So here's my spark code on python which I execute with hadoop running on the background:
from pyspark import SparkContext
from pyspark.sql import SQLContext
from pyspark.sql.types import *
if __name__ == "__main__":
sc = SparkContext(appName="CSV2Parquet")
sqlContext = SQLContext(sc)
schema = StructType([
StructField("ID", IntegerType(), True),
StructField("name", StringType(), True),
StructField("insert_timestamp_utc", TimestampType(), True),
StructField("value", DoubleType(), True)])
#rdd = sc.textFile("parquet-test-2.csv").map(lambda line: line.split(","))
#df = sqlContext.createDataFrame(rdd, schema)
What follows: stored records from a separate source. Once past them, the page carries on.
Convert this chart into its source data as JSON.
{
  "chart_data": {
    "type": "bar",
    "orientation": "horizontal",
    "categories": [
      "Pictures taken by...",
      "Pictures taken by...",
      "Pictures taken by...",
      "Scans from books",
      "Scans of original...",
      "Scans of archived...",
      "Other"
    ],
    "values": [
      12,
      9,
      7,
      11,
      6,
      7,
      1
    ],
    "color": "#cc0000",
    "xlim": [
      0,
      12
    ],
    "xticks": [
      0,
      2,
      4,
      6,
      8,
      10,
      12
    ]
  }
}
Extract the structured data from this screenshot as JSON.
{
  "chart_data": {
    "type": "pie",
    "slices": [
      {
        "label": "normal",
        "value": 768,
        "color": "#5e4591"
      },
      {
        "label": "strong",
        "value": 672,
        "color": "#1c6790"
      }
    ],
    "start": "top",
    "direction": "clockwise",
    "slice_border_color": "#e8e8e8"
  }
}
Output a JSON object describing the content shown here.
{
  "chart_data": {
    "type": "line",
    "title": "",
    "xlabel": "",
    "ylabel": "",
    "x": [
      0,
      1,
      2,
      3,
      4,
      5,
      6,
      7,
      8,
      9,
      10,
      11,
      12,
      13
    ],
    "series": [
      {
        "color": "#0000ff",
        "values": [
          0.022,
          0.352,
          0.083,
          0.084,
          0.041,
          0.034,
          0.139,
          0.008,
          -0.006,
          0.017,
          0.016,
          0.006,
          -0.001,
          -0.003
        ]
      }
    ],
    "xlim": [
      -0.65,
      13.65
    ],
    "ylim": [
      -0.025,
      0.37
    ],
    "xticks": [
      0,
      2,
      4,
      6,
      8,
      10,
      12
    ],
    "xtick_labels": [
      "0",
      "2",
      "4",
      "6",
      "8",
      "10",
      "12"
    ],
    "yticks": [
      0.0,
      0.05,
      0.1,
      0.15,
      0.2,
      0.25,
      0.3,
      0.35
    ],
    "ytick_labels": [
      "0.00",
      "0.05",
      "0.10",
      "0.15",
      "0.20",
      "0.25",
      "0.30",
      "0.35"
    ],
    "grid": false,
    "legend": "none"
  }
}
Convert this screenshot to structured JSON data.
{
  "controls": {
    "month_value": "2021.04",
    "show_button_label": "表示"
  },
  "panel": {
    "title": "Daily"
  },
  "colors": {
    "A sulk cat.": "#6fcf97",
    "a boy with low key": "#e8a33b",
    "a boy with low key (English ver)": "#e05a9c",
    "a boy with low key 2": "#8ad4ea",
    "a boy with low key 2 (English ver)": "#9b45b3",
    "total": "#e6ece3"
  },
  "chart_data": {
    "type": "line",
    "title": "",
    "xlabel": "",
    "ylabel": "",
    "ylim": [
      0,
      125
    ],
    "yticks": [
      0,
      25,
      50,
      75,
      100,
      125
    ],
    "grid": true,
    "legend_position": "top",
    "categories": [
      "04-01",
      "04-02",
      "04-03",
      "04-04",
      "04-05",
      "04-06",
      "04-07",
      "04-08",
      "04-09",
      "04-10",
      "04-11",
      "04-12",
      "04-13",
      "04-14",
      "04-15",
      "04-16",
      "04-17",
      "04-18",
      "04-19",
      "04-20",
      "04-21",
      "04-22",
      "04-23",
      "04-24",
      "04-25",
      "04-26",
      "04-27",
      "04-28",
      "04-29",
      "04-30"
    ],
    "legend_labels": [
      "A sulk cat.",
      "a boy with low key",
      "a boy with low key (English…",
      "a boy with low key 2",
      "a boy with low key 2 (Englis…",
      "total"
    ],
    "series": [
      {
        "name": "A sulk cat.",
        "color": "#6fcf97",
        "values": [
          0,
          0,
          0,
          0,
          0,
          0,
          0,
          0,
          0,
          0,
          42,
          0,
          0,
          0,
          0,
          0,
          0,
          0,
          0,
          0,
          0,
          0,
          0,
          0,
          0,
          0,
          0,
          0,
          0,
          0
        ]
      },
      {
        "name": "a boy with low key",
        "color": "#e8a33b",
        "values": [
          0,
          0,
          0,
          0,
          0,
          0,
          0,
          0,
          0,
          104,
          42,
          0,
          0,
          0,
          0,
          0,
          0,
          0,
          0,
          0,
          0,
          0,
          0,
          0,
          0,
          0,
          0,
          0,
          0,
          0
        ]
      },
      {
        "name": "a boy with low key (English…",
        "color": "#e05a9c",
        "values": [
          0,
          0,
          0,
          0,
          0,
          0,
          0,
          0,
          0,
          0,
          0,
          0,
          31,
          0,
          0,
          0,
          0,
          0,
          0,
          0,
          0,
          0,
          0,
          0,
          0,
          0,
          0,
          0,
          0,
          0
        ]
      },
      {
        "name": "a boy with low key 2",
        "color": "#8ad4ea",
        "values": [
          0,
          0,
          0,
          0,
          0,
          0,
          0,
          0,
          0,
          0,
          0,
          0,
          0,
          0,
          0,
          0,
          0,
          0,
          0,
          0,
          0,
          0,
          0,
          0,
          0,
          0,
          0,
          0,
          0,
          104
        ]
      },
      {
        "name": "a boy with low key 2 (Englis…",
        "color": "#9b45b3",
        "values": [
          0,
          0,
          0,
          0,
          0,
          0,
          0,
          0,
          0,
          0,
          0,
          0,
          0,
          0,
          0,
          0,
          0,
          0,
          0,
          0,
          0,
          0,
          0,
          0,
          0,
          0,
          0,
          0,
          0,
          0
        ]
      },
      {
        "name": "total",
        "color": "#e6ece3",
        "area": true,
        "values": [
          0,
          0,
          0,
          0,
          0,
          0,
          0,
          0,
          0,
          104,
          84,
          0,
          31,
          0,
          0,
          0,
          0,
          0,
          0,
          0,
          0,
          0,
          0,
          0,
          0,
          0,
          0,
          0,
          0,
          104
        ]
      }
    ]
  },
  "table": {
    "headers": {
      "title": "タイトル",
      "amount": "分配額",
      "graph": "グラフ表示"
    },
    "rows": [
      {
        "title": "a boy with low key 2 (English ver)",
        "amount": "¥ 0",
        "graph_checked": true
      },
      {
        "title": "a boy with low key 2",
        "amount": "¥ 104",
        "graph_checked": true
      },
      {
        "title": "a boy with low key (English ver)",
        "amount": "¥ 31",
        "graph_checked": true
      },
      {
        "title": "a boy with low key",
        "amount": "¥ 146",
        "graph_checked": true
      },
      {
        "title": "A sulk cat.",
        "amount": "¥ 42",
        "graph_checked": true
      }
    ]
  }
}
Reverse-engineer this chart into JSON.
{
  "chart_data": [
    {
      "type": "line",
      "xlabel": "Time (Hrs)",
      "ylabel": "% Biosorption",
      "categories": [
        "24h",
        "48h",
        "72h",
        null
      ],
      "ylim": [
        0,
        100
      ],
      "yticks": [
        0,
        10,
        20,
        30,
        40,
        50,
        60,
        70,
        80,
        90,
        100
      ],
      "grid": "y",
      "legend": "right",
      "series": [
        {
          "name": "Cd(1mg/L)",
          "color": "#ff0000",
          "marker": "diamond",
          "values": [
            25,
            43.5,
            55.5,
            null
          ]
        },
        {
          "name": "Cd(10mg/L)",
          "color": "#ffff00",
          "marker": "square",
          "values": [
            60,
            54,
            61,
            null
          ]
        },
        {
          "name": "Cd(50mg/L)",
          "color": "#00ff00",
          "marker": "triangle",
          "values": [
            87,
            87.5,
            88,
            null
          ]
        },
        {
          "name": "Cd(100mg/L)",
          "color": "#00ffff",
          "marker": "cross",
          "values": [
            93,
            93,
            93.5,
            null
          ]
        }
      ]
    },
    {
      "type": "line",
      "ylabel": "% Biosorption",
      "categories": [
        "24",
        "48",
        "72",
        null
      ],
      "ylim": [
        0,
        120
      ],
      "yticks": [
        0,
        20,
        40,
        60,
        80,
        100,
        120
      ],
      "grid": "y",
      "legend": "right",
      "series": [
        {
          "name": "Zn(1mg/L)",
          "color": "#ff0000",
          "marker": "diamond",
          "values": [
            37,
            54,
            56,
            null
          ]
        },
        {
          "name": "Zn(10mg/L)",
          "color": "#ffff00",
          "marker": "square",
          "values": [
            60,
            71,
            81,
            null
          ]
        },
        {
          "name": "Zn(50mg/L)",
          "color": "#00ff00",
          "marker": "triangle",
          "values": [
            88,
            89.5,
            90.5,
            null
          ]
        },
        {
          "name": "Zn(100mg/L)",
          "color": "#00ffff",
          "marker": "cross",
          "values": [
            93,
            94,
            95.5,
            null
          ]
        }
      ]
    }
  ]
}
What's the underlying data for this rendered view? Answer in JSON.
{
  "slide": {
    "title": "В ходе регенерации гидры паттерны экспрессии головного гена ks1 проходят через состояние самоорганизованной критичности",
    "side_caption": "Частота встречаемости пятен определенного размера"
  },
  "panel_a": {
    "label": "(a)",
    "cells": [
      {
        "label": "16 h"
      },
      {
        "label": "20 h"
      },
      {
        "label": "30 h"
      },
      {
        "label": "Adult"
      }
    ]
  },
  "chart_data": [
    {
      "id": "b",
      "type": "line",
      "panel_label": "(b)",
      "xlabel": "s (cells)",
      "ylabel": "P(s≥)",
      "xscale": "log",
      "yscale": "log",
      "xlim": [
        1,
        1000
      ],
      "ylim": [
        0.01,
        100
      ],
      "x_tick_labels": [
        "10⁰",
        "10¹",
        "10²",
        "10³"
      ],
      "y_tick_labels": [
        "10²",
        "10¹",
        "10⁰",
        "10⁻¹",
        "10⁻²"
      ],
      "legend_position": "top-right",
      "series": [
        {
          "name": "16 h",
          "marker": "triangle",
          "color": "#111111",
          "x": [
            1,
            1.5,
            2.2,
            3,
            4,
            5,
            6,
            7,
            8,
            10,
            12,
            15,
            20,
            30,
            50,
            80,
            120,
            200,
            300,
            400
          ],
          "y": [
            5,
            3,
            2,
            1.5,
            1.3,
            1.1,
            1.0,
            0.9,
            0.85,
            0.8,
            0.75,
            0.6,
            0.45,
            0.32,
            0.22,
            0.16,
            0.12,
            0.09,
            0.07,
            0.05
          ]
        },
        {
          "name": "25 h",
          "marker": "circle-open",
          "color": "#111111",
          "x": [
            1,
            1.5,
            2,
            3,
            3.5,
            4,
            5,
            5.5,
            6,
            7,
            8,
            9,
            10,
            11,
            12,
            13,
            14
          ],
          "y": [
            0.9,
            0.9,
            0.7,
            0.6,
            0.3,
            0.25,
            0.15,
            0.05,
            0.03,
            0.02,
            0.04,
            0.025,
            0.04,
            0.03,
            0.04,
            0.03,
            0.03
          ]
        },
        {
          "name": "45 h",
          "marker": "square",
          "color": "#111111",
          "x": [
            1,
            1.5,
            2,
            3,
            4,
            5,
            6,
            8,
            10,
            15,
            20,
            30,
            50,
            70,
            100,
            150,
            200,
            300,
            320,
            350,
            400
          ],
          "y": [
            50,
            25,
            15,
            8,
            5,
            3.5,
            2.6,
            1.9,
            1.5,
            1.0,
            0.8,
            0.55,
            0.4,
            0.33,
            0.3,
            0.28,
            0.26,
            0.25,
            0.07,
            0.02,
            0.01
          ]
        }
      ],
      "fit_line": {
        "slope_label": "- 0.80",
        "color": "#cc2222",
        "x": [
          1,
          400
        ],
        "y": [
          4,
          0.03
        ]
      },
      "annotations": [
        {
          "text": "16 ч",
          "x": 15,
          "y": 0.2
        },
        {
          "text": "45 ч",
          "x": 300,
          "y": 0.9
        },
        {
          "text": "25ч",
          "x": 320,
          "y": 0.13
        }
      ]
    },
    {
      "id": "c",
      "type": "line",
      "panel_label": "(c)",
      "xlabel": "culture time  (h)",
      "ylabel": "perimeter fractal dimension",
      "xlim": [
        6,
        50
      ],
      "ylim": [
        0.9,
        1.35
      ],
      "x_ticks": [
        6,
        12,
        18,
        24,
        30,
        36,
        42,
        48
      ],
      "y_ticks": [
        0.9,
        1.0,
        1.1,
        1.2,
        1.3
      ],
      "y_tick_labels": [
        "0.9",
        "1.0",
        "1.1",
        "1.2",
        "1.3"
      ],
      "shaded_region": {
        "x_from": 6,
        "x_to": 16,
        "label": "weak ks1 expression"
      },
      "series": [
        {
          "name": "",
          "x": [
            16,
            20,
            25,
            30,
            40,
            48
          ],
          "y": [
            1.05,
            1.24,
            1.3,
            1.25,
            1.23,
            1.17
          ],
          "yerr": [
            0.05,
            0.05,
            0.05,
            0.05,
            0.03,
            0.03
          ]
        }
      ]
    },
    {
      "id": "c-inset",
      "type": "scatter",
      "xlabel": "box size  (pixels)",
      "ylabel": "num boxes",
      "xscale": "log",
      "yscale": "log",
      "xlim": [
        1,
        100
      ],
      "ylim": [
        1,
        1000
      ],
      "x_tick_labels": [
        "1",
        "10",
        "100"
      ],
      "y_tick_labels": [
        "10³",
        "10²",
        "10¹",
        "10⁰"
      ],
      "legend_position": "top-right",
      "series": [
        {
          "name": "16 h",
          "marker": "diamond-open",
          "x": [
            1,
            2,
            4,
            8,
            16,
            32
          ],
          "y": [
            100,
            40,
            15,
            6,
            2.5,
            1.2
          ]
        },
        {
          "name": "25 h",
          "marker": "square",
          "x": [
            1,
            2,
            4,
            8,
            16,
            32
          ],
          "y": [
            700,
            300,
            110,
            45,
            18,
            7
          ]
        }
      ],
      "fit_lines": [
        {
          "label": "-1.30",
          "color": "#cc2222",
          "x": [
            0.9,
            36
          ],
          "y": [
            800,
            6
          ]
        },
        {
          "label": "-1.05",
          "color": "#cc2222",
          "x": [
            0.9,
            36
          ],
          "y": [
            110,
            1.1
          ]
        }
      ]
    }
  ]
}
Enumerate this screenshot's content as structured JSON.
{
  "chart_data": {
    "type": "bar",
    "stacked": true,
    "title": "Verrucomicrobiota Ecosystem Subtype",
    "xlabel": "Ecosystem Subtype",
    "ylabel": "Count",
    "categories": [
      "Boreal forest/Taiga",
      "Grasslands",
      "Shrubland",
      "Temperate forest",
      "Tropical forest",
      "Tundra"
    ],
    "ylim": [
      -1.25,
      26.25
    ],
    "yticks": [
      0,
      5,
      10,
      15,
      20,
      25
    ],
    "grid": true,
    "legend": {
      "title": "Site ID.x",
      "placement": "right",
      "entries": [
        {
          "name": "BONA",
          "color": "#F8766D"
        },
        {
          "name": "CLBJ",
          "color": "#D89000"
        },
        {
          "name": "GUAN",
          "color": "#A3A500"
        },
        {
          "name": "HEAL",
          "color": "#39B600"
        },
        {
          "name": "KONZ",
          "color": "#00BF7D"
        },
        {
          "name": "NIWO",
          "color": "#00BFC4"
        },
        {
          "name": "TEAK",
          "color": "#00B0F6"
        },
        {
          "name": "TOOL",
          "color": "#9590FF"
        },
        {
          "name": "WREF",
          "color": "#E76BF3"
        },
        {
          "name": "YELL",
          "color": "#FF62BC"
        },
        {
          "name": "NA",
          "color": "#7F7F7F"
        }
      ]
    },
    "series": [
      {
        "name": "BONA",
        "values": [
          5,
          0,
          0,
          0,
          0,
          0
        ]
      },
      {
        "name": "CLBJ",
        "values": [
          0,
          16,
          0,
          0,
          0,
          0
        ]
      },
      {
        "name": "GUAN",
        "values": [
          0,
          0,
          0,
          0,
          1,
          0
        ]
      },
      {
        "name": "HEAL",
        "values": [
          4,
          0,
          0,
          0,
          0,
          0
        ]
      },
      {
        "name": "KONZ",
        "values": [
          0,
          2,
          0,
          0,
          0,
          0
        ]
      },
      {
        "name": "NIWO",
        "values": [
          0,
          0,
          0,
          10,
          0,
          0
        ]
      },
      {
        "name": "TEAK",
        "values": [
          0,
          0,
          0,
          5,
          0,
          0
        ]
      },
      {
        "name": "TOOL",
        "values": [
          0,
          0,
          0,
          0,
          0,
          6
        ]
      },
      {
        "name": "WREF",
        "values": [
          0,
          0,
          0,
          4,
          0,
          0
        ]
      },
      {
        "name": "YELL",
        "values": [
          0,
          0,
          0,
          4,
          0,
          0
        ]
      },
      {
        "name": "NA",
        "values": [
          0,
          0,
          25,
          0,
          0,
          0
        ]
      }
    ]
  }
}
df = sqlContext.read.csv("parquet-test-2.csv", header=True, sep=",", schema=schema)
df.show()
df.write.parquet('output-parquet')
The show function works properly with my schema, and it shows up the info correctly, converting the empty values to null. However, when the code gets up to the write function, I'm met with errors, I'm guessing it's due to the null values but I haven't been able to deal with it.
Can you guys help me with that?
Here's a link to the error text in question: https://shrib.com/#T.GjdcJbgl9tfEYAsxsV
I'm new to StackOverflow as a user(I usually find my answer by lurking in the forums). If there's any additional info you need to help me with this, please let me know and I'll add it.